In Yûsuke’s Uncle Vanya the actor playing Sonya uses Korean Sign Language (KSL). At the end of the film we see her and Yûsuke on stage, she with arms hung loosely around his neck as he sits, hands moving swiftly.

We’ll patiently endure the trials that fate sends our way.
Even if we can’t rest,
we’ll continue to work for others
both now and when we have grown old

Lee Yoon-A (Yoo-Rim Park) is a dancer that turned to acting after a miscarriage severed something of the connection between her self and body.

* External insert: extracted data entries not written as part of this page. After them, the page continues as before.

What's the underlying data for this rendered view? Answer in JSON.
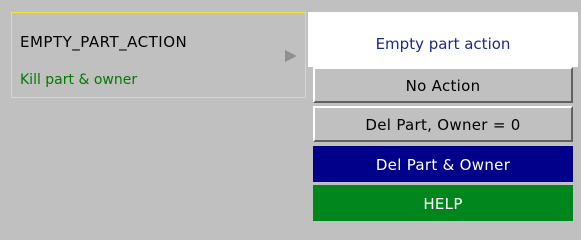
{
  "field": {
    "name": "EMPTY_PART_ACTION",
    "value": "Kill part & owner"
  },
  "menu": {
    "title": "Empty part action",
    "options": [
      "No Action",
      "Del Part, Owner = 0",
      "Del Part & Owner"
    ],
    "selected": "Del Part & Owner",
    "help_label": "HELP"
  },
  "colors": {
    "background": "#c0c0c0",
    "field_border": "#f2e63a",
    "value_text": "#007a00",
    "menu_title_text": "#1a2b8a",
    "selected_bg": "#00008b",
    "help_bg": "#00861d"
  }
}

When she auditioned the festival dramaturg, Kon Yoon-Su (Dae-Young Jin), translated for her and only after she was cast revealed that they are in fact husband and wife. They have Yûsuke and Misaki over for a meal to apologise for the deception. Bashful faces. Beer and Coke. A table of delicious looking dishes. Yoon-A signs that the potatoes look like her husband – they laugh. At one point Yoon-Su gets on to the story of their meeting. He loved her almost at first sight and wanted to know her language – so he decided to learn it. We’re left to imagine the hours of practise that took. The time spent rewiring his brain. When Yoon-A’s Sonya tells Yûsuke’s Vanya in that final scene, to remember to work for others in his life, she both describes Yoon-Su’s act of love for her, and forces her audience into the same project. Unless we’re fluent in KSL, we all lean forward in our seats and begin the listening game of making connections between that which we don’t understand and that which we do. Shapes drawn by fingers and the text filing onto the bottom of the screen. Hamaguchi reminds us that this is an activity by cutting only to the rapt faces of the festival crowd. The moment – the characters – the film is a profound article of faith in listening. It argues that only by listening can we hear or understand. And that though we might not do it well, or very often, we can if we decide to try.